There are actually a range of issues that could go wrong with this great toe joint and impact this normal movement. Among the more common ones is a disorder that usually will get called hallux rigidus and as its name signifies, the hallux joint is rigid and does not bend. The most common cause for hallux rigidus is osteoarthritis in that big toe joint. This could be fairly painful and the stiff hallux joint can make running or walking very difficult.

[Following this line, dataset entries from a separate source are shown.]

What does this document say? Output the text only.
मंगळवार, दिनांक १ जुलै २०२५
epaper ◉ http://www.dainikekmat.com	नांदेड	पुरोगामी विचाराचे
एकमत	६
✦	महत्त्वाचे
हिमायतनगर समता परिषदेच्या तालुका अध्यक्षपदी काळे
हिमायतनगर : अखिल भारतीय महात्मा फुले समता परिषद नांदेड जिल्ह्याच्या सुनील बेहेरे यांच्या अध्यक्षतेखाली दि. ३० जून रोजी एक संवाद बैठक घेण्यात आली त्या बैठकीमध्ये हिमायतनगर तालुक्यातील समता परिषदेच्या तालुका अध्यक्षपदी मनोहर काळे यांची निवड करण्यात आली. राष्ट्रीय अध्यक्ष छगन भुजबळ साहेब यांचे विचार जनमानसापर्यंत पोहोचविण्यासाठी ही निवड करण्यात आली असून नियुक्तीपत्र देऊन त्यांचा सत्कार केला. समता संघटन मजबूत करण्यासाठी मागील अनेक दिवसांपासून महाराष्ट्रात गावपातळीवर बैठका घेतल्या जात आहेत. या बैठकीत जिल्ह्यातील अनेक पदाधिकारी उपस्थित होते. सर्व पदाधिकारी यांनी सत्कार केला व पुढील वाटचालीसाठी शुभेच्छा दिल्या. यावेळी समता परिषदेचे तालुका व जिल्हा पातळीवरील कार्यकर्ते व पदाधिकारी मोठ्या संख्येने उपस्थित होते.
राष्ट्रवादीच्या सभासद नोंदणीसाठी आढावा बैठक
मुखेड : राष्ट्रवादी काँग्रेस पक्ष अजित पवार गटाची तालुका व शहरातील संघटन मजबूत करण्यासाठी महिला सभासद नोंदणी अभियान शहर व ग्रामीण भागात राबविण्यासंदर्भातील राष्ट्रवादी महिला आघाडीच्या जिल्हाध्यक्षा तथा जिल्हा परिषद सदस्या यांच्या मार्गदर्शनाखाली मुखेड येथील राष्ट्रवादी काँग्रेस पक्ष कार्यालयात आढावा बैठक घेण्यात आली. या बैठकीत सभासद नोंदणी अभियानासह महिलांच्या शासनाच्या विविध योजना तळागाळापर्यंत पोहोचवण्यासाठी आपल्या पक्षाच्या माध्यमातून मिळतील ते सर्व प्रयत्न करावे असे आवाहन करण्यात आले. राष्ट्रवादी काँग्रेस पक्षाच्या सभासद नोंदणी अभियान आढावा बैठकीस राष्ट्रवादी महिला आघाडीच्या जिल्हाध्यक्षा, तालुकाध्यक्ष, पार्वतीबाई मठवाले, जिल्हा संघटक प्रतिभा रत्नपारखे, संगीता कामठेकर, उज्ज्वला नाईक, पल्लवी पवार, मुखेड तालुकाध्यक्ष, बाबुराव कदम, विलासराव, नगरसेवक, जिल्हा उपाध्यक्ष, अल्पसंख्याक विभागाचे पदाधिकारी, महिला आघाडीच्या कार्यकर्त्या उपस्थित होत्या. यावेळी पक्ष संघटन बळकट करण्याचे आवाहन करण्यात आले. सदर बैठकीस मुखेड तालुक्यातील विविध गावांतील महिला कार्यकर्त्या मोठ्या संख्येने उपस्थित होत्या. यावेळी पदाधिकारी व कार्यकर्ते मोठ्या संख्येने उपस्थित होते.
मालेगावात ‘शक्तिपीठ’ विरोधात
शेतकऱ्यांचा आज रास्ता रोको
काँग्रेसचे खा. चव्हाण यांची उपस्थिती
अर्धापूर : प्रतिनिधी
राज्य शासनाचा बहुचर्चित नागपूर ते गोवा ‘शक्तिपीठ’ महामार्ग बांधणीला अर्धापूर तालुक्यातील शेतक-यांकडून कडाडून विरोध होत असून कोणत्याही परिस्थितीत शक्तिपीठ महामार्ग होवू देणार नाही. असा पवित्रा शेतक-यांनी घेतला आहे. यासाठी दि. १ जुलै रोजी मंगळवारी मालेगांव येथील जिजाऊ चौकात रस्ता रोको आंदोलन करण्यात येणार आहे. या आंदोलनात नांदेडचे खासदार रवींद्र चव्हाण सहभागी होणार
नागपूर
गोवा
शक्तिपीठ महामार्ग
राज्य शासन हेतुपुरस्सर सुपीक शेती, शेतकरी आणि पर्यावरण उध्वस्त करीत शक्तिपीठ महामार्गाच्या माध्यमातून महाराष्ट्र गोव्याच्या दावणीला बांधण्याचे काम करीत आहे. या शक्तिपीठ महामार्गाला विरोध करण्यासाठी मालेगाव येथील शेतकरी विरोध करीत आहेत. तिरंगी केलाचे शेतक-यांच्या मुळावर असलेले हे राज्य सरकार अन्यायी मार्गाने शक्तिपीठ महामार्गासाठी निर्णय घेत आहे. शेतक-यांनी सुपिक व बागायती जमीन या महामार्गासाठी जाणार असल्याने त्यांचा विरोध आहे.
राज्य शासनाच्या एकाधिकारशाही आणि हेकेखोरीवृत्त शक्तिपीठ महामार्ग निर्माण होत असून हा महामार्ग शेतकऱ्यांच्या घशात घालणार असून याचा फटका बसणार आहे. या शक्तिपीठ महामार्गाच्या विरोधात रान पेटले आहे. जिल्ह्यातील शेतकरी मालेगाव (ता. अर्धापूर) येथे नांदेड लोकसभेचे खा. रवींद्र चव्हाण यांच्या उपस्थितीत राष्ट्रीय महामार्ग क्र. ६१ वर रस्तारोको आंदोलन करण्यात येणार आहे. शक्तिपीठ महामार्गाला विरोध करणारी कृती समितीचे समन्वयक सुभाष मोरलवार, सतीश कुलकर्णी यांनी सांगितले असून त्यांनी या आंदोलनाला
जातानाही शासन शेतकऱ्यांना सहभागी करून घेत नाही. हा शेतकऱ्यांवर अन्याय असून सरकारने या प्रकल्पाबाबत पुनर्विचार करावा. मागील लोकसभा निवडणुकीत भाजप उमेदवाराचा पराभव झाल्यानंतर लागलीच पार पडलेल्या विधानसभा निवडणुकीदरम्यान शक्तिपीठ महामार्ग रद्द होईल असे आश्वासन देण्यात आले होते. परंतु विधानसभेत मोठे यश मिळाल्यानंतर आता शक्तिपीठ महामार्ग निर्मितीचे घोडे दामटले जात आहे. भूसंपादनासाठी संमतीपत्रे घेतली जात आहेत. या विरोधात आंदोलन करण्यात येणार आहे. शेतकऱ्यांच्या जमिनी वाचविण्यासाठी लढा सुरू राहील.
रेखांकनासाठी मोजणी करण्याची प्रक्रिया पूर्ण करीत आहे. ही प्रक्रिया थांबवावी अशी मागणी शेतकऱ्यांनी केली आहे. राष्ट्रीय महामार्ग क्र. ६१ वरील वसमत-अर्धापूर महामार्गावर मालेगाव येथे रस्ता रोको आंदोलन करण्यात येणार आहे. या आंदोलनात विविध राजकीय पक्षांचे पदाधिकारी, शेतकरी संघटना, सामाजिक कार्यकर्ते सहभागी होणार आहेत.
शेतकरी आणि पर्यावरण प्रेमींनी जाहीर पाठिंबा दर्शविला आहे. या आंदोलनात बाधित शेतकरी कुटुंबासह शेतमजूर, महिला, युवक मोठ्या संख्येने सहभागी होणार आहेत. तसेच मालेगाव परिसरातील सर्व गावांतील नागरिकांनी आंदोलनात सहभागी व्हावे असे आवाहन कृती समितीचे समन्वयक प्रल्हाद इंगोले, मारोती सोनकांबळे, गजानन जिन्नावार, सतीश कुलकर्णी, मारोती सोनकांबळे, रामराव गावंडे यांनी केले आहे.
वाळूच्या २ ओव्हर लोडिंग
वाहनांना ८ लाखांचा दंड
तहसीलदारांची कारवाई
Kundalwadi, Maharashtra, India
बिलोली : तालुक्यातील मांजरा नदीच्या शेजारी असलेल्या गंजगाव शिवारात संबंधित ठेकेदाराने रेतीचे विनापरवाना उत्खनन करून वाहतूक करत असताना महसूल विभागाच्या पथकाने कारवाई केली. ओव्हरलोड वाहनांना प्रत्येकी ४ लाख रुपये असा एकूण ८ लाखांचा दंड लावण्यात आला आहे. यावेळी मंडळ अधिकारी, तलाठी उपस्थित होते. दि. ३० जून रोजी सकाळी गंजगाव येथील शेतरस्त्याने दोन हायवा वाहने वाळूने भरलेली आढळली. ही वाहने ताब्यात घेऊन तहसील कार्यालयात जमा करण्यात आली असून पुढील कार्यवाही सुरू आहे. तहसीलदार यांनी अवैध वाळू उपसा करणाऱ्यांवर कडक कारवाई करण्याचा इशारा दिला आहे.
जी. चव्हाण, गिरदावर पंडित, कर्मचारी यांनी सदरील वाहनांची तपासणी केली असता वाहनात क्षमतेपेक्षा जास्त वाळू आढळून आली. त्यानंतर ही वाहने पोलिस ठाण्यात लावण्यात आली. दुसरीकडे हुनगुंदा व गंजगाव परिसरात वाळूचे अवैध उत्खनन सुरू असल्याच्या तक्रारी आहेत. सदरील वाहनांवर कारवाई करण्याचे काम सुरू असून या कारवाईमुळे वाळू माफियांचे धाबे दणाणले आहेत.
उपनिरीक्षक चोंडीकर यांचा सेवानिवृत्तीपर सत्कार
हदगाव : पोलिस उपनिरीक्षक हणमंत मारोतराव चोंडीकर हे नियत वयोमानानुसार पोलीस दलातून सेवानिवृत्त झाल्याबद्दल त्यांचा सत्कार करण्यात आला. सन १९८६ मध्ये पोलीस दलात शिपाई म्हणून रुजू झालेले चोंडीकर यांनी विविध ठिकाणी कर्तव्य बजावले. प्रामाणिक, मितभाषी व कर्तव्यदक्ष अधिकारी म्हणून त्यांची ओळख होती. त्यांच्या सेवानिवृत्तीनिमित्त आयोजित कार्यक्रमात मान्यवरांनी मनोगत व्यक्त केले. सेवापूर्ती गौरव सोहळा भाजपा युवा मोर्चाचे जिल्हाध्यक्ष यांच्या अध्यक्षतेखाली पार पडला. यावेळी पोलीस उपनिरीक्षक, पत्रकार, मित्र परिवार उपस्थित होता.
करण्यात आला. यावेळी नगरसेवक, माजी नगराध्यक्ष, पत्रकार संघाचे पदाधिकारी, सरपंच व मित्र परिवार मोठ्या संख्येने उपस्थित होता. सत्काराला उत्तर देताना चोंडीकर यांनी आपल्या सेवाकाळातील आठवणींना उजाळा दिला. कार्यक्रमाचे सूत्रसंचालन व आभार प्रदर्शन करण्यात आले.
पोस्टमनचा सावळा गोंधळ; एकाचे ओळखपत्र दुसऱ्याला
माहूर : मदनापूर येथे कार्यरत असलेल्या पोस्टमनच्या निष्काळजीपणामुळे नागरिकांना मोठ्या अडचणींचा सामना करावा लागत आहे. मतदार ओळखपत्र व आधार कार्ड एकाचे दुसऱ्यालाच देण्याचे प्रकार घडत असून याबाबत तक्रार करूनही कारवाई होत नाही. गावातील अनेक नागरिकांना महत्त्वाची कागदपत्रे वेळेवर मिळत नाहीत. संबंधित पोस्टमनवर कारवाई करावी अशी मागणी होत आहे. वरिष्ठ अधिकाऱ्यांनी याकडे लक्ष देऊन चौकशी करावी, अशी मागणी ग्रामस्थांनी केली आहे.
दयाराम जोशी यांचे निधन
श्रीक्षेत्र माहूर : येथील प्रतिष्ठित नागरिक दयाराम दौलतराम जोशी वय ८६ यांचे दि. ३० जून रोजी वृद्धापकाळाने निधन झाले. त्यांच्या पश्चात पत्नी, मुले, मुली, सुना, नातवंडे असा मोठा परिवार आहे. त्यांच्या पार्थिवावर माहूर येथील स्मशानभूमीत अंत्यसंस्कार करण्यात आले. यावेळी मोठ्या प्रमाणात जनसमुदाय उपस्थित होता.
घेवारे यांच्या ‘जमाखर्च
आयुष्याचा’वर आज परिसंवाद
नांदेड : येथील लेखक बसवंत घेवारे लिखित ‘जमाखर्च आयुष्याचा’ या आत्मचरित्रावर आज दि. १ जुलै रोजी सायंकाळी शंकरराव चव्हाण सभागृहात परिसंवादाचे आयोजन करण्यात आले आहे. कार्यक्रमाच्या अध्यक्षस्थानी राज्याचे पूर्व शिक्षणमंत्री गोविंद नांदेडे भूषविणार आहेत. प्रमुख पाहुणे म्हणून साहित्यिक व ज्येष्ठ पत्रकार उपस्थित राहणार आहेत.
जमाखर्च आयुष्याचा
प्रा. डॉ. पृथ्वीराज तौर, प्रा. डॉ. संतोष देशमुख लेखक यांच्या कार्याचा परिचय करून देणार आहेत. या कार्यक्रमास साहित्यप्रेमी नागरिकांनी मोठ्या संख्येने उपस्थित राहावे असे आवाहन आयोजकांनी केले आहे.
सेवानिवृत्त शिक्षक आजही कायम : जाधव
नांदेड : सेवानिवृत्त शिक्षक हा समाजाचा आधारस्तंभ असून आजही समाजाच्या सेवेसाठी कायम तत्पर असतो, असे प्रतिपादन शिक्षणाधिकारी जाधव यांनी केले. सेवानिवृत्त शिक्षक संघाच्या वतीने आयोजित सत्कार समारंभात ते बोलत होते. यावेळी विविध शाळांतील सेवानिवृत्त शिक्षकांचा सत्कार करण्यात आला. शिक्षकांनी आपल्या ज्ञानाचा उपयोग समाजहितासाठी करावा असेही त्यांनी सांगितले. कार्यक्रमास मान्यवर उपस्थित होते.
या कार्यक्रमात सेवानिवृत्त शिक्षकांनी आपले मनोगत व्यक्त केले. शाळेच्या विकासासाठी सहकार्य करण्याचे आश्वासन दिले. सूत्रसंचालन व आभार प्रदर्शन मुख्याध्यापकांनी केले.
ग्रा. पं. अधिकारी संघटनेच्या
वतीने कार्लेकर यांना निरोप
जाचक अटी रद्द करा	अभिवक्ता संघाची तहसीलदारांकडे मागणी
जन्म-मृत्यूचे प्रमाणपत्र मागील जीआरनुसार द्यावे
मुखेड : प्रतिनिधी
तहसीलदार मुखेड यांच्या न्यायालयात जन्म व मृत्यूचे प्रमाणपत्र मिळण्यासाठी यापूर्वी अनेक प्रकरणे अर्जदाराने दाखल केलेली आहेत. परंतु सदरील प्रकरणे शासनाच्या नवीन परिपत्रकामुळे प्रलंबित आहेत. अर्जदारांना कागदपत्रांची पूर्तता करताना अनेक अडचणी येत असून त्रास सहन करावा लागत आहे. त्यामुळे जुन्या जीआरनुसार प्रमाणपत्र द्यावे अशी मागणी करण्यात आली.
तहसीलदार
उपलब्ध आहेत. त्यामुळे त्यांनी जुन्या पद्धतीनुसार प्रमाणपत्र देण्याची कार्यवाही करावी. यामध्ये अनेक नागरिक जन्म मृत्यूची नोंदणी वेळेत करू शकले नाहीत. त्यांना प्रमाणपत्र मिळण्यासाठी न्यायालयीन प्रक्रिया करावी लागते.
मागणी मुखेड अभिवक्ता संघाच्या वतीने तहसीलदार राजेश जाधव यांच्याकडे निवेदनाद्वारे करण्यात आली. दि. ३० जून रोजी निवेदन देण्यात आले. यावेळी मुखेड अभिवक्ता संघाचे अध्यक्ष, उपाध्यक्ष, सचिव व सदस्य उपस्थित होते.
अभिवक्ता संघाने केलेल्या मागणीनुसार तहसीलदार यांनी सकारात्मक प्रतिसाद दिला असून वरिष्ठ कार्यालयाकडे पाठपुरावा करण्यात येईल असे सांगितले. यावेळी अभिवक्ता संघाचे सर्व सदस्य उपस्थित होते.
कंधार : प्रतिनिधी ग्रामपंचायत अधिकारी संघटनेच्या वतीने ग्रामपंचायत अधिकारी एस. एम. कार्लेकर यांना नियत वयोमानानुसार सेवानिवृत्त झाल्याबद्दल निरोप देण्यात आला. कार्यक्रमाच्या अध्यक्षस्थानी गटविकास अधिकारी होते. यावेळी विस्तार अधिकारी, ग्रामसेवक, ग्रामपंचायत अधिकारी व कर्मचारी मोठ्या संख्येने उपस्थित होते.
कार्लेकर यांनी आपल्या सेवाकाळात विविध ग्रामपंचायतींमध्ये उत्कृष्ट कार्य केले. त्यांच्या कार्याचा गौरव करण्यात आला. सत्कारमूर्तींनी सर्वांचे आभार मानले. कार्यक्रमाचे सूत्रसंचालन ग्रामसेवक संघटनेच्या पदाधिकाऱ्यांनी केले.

The commonest therapy for hallux rigidus are drug treatments to decrease your pain, rocker sole shoes to allow for some motion to happen and surgical procedures about the big toe joint.
A less severe form of hallux rigidus can be a condition called hallux limitus in which the hallux joint is not inflexible but has a decreased range of flexion. Since a full range of motion is necessary at the big toe joint for normal gait, this restricted movement is still a problem. The most common cause for this condition is also osteoarthritis. Usually the treatments for hallux limitus is pain relief with medication, from time to time strapping can be used to limit movement even more so that it's not too painful. Foot orthoses will often be used to encourage a more normal motion of the big toe joint. In the most painful situations surgical treatment could be an option in which a joint replacements is often done or the big toe joint is surgically fused to prevent it moving.

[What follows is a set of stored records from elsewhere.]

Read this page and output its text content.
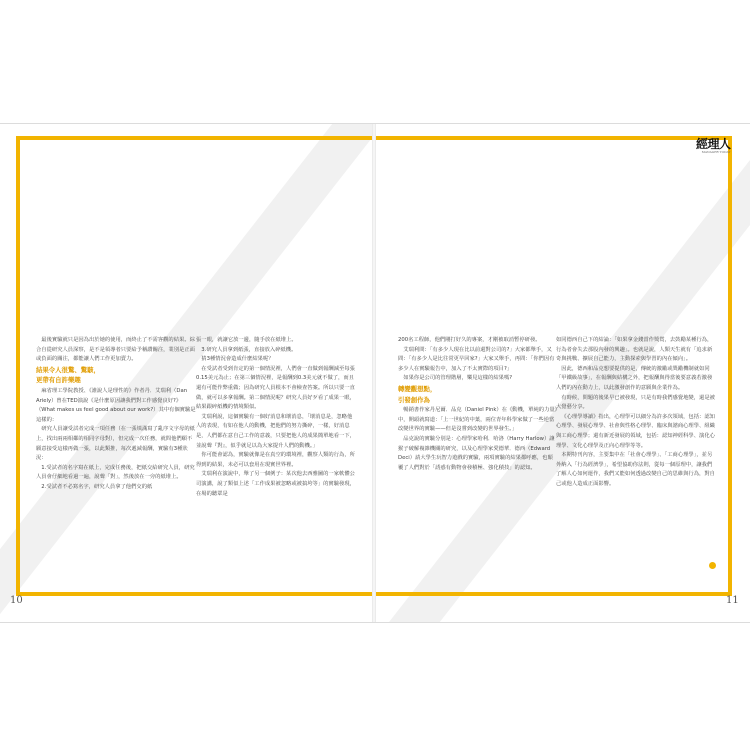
最後實驗就只是因為出於她的使用，而終止了不需客觀的結果。綜合自從研究人員深察，是不是領導者只要給予稱讚關注，業別是正面或負面的關注，都能讓人們工作更加賣力。

結果令人很驚、驚駭，
更帶有自許樂趣

麻省理工學院教授、《誰說人是理性的》作者丹．艾瑞利（Dan Ariely）曾在TED演說《是什麼原因讓我們對工作感覺良好?》（What makes us feel good about our work?）其中有個實驗是這樣的：

研究人員讓受試者完成一項任務（在一張填滿寫了亂序文字母的紙上，找出兩兩相鄰的相同字母對），但完成一次任務，就問他們願不願意接受這樣再做一張，以此類推，每次遞減報酬，實驗有3種狀況：

1.受試者的名字寫在紙上，完成任務後，把紙交給研究人員，研究人員會仔細地看過一遍，說聲「對」，然後放在一旁的紙堆上。

2.受試者不必寫名字，研究人員拿了他們交的紙

張一眼，就讓它放一邊，隨手放在紙堆上。

3.研究人員拿到紙張，直接放入碎紙機。

猜3種情況會造成什麼結果呢？

在受試者受到肯定的第一個情況裡，人們會一直做到報酬減至每張0.15美元為止；在第三個情況裡，是報酬到0.3美元就不做了，而且還有可能作弊重做；因為研究人員根本不會檢查答案。所以只要一直做，就可以多拿報酬。第二個情況呢？研究人員好歹看了成果一眼，結果跟碎紙機的情境類似。

艾瑞利說，這個實驗有一個好消息和壞消息，「壞消息是，忽略他人的表現，有如在他人的動機，把他們的努力撕碎，一樣，好消息是，人們都在意自己工作的意義，只要把他人的成果簡單地看一下，並說聲『對』，似乎就足以為大家提升人們的動機。」

你可能會認為，實驗就像是在真空的環境裡，觀察人類的行為，所得到的結果，未必可以套用在現實世界裡。

艾瑞利在演說中，舉了另一個例子：某次他去西雅圖的一家軟體公司演講，說了類似上述「工作成果被忽略或被搞垮等」的實驗發現，在場的聽眾是

10
經理人
MANAGER TODAY

200名工程師，他們剛打好久的專案，才剛被取消暫停研發。

艾瑞利問：「有多少人現在比以前還對公司的?」大家都舉手，又問：「有多少人是比往常更早回家?」大家又舉手，再問：「你們因有多少人在實驗報告中，加入了不太實際的項目?」

如果你是公司的管理階層，樂見這樣的結果嗎?

轉變觀想點，
引發創作為

暢銷書作家丹尼爾．品克（Daniel Pink）在《動機，單純的力量》中，開頭就寫道：「上一世紀的中葉，兩位青年科學家做了一些逆當改變世界的實驗——但是沒嘗到改變的世界發生。」

品克說的實驗分別是：心理學家哈利．哈洛（Harry Harlow）讓猴子破解複雜機關的研究，以及心理學家愛德華．德西（Edward Deci）請大學生玩智力遊戲的實驗，兩項實驗的結果都呼應，也顛覆了人們對於「誘惑有動物會發積極、強化積技」的認知。

如同德西自己下的結論：「如果拿金錢當作獎賞，去鼓勵某種行為，行為者會失去那股內發的興趣」。也就是說，人類天生就有「追求新奇與挑戰、擴展自己能力，主動探索與學習的內在傾向」。

因此，德西和品克想要提供的是，傳統的激勵或獎勵機制就如同「甲鐵級故事」，在報酬與結構之外，把報酬與得當後要意義若激發人們的內在動力上，以此激發創作的意願與企業作為。

有時候，問題的後果早已被發現，只是有時我們感覺地變，還是被大覺藝分享。

《心理學導讀》指出，心理學可以細分為許多次領域，包括：認知心理學、發展心理學、社會與性格心理學、臨床與諮商心理學、組織與工商心理學；還有新近發展的領域，包括：認知神經科學、演化心理學、文化心理學及正向心理學等等。

本期特刊內容，主要集中在「社會心理學」、「工商心理學」，並另外納入「行為經濟學」，希望協助你法則，從每一個原理中，讓我們了解人心如何運作，我們又能如何透過改變自己的思維與行為，對自己或他人造成正面影響。

11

Another very common problem is called a functional hallux limitus. This is what's called functional as on a non-weightbearing evaluation the hallux joint has a normal range of motion, however when functioning with the foot on the ground it just doesn't have the full range of flexion. The actual cause of a functional hallux limitus is simply not known and the rationale why that big toe or hallux joint doesn't work only when weightbearing isn't apparent. The limitation just seems to happens in some individuals. A variety of hypotheses have already been proposed, many of which seem plausible but there is hardly any direct data for one theory over the other.

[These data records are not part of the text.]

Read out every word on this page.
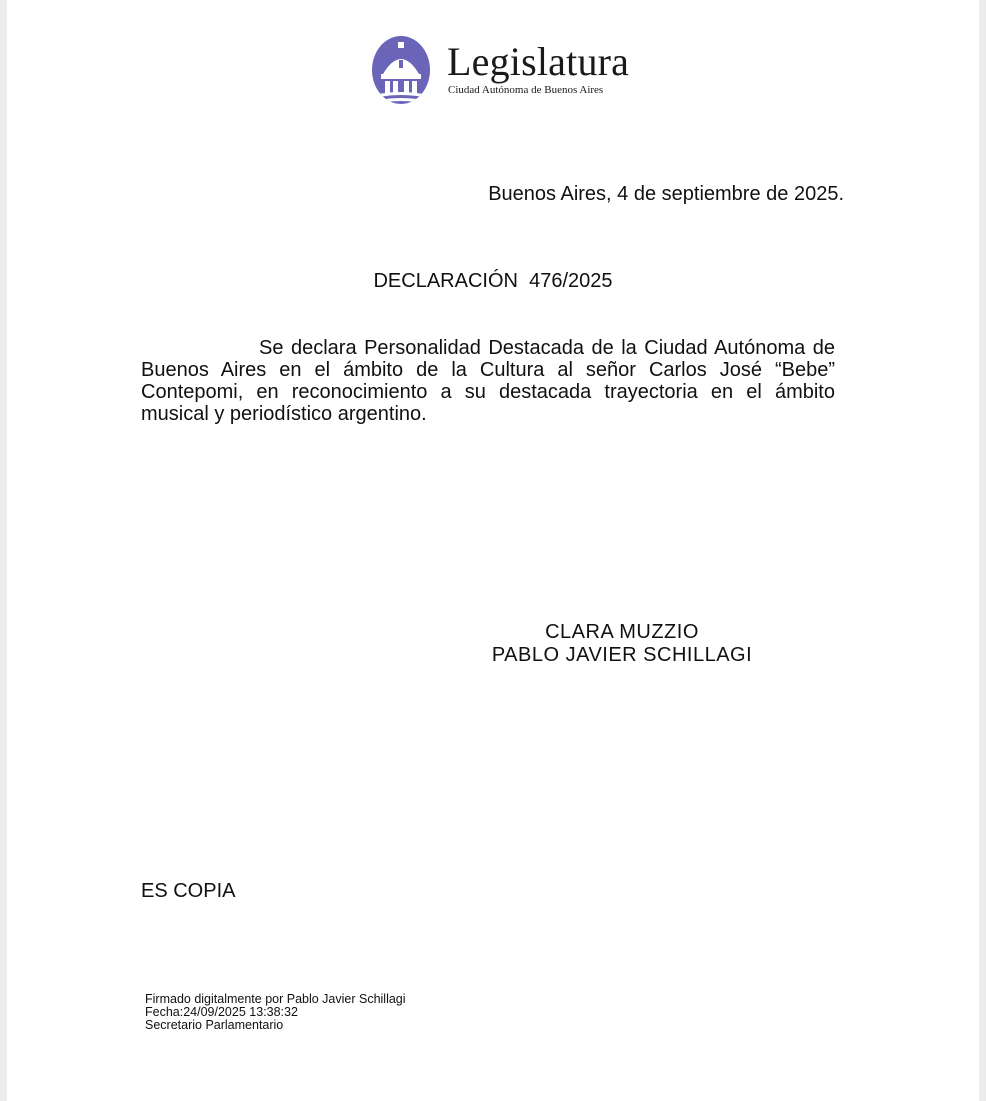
Legislatura
Ciudad Autónoma de Buenos Aires
Buenos Aires, 4 de septiembre de 2025.
DECLARACIÓN 476/2025
Se declara Personalidad Destacada de la Ciudad Autónoma de Buenos Aires en el ámbito de la Cultura al señor Carlos José “Bebe” Contepomi, en reconocimiento a su destacada trayectoria en el ámbito musical y periodístico argentino.
CLARA MUZZIO
PABLO JAVIER SCHILLAGI
ES COPIA
Firmado digitalmente por Pablo Javier Schillagi
Fecha:24/09/2025 13:38:32
Secretario Parlamentario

There are a number of treatments for a functional hallux limitus that are directed at restoring normal biomechanics to the great toe joint. Foot doctors typically use foot supports with assorted adjustments for instance a first metatarsal cut out, the Kinetic Wedge or a Cluffy Wedge. Every one of these designs try to improve the flexion at the big toe or hallux joint to make the joint move more efficiently and stop the functional hallux limitus from occurring.